42: Günaydın

1K 208 51
                                    

Seungmin, arkadaşı giyinip yanına oturduktan sonra ona bütün detaylarıyla bugünü anlatmıştı. Elini tutup heyecanla sallarken arada neler olduğunu göstererek anlatıyordu.

"Geri çekildi tamam mı, ama ben durur muyum? Bulmuşum fırsatı öpüşmek için, hemen yakasından tutup çektim." diyerek Jeongin'i yakasından çektiğinde Jeongin büyük bir şoka girdi.

"Sen? Ona bunu yaptın? Hadi lan, sallama."

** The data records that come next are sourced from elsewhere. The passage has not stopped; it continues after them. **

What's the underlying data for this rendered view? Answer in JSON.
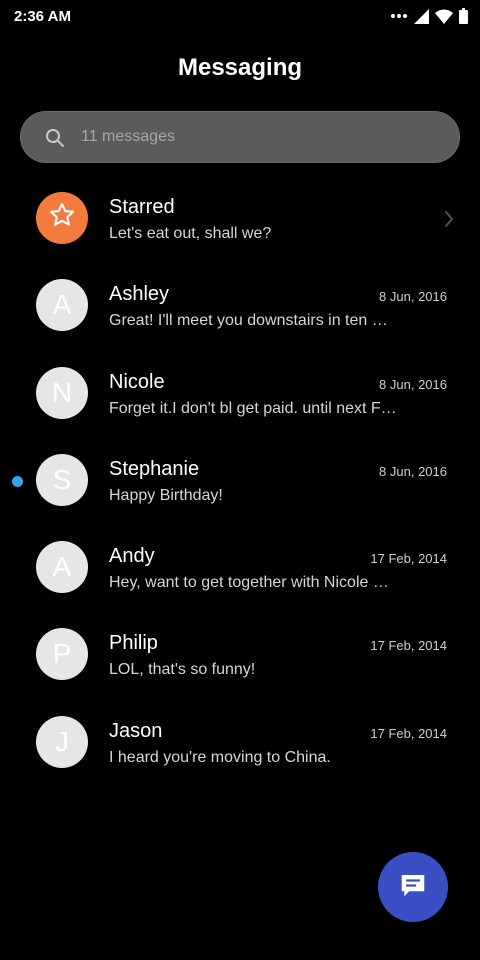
{
  "status_bar": {
    "time": "2:36 AM"
  },
  "header": {
    "title": "Messaging"
  },
  "search": {
    "placeholder": "11 messages"
  },
  "starred": {
    "name": "Starred",
    "preview": "Let's eat out, shall we?",
    "accent_color": "#f47a3e"
  },
  "conversations": [
    {
      "initial": "A",
      "name": "Ashley",
      "date": "8 Jun, 2016",
      "preview": "Great! I'll meet you downstairs in ten …",
      "unread": false
    },
    {
      "initial": "N",
      "name": "Nicole",
      "date": "8 Jun, 2016",
      "preview": "Forget it.I don't bl get paid. until next F…",
      "unread": false
    },
    {
      "initial": "S",
      "name": "Stephanie",
      "date": "8 Jun, 2016",
      "preview": "Happy Birthday!",
      "unread": true
    },
    {
      "initial": "A",
      "name": "Andy",
      "date": "17 Feb, 2014",
      "preview": "Hey, want to get together with Nicole …",
      "unread": false
    },
    {
      "initial": "P",
      "name": "Philip",
      "date": "17 Feb, 2014",
      "preview": "LOL, that's so funny!",
      "unread": false
    },
    {
      "initial": "J",
      "name": "Jason",
      "date": "17 Feb, 2014",
      "preview": "I heard you're moving to China.",
      "unread": false
    }
  ],
  "colors": {
    "background": "#000000",
    "fab": "#3b4fc4",
    "unread_dot": "#35a3ee"
  },
  "icons": {
    "search": "search-icon",
    "star": "star-icon",
    "chevron": "chevron-right-icon",
    "fab": "compose-message-icon"
  }
}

"Oğlum harbiden yaptım. Tuttum, çektim, öptüm. Jeongin öpüşmek süper bir şeymiş. Biraz daha istiyorum." dedi Seungmin kendini arkadaşının omzuna bırakıp ona sıkıca sarılırken. "Çok mutluyum." demiş ve sonra başını kaldırıp heyecanla anlatmaya devam etmişti.

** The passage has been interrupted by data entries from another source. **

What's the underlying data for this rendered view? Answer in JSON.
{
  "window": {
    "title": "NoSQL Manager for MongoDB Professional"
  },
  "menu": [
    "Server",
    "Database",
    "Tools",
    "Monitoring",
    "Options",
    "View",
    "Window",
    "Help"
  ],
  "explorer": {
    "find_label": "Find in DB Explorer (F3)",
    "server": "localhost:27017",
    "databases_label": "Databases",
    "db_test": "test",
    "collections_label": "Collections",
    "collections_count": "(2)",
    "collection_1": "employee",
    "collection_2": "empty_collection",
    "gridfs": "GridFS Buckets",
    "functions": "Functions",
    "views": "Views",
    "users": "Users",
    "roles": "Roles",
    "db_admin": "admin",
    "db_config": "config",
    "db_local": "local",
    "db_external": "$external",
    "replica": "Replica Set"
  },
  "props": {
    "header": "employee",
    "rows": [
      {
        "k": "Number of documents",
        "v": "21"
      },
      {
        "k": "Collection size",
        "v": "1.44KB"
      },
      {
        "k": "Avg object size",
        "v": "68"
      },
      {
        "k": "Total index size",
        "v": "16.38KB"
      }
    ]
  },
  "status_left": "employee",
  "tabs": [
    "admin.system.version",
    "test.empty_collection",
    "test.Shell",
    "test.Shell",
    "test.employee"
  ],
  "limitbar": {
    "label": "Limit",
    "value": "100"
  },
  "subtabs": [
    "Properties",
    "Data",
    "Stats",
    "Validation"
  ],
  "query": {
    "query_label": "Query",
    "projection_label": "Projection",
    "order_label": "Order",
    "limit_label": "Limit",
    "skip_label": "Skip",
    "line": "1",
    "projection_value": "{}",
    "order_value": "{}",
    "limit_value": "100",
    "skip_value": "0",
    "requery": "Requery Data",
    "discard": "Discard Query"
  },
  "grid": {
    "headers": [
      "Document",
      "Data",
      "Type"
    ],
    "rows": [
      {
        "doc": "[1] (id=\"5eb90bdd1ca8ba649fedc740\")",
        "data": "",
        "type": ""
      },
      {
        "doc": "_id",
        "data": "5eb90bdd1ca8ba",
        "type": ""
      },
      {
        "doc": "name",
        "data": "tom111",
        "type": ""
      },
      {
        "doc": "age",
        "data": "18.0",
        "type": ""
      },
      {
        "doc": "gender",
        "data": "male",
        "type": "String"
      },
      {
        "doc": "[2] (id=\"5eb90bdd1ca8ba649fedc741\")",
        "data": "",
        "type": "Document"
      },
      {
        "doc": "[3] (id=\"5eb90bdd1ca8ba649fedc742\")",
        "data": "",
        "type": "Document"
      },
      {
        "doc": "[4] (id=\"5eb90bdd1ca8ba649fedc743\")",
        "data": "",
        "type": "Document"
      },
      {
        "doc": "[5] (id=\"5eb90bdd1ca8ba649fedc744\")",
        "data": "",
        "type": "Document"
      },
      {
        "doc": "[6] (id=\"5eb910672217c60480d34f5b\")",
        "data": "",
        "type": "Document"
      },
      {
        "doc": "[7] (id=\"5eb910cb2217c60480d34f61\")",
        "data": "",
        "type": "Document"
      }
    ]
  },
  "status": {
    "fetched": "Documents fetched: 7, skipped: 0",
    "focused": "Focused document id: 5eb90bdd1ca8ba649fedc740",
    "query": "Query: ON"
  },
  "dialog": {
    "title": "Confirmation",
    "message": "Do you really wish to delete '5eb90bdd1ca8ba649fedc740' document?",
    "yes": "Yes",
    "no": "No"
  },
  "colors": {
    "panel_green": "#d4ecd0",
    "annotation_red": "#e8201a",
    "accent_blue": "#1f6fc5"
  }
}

Çıkma teklifini gülmekten karnı ağrırken anlamıştı. Daha sonra arabada birbirlerine salak salak güldüklerini göstererek anlatmıştı.

Jeongin arkadaşının anlatma şekline kahkaha atarken Seungmin en sonunda yorulup onun kucağına uzadı.

"Ne yapacağım şimdi?" dedi durup durup.

"Sevgili olmuşsunuz işte, içinden ne geliyorsa onu yap." dedi Jeongin saçlarını okşayıp.

"Duyunca beni döveceğin şeyler istiyorum." dedi Seungmin gülerek. Jeongin alnına pat diye vurmuştu. "Uslu dur lan."

"Ne? Sanki sen sevişmedin?"

"Güzelim, hayatım, aşkım, sen 3 saattir çıkıyorsun. Ben aylardır manitayım."

"Ona bakarsan abimler beş senedir sevgililer eve çıktıklarından beri sevişiyorlar." dedi Seungmin doğrulup.

"Onlar yaşlı." dedi Jeongin gülüp. "Üstelik benimki sevişmek sayılmaz. Yongbok'u çıplak görmedim bile, ön sevişme gibi bir şey yaşayıp bıraktık. Tişörtlerimiz yoktu." Jeongin konulurken gülümseyince Seungmin onun yanağını sıktı.

"Aptal aşık."

"Diyene bak. Seungmin, ciddiyim. Sevişmeyi düşünme." dedi alnına vurup. "Duydum mu beni?"

"Ne var be?"

"Lan, üç saattir sevgilisiniz. Cidden uslu dur. Bunu gerçekten zamanı geldiğinde yap."

"Üf, yapamam zaten. 20 senedir arkadaşız yanında üstümü değiştirirken bile utanıyorum. Elin çocuğuna mı göstereceğim kendimi? Hayatta yapamam."

"O iş öyle olmuyor, ama yine de bunu ağırdan al."

"Jeongin çok güzeldi. Kapısını çalış tadı damağımda kaldı da tekrar öpüşebilir miyiz, desem nolur?"

"Ya sen öpüşürken beyin hüvrelerini Jisung'a mı bıraktın. Alo! Daha sana bir şey yazmamış bile."

"Ya! Belki o da heyecanlıdır."

"Bilmiyorum canım, bilmiyorum." dedi Jeongin gülerek. Seungmin'in içine kurt düşürmüştü. Seungmin telefonu eline akıp mesaj var mı diye bakarken arama gelince Jeongin'e gösterip kapak yaptı.

"Efendim Jisung?" dedi telefonu neşeyle açıp.

"N'apıyorsun?" dedi Jisung da keyiflenerek. Stres altındaydı son bir saattir. Seungmin hiçbir ley yazmayınca korkunç şeyler düşünmüş ve aramaya karar vermişti.

Yongbok salonda volta atmayı bırakıp koltupa oturan kardeşine baktı gülerek.

"Jeonginlerdeyim. Aptal arkadaşımla sohbet ediyordum. Sevgili olduğumuzu söyledim, öyle, sen ne yapıyorsun?"

Jisung yumruğun kendine çekip dik durdu. Evet, daha da keyiflenmişti.

"Yongbok'a anlattım ben de, sonra sesini duymak istedim. Hala bıraktığım gibi mutlu musun diye."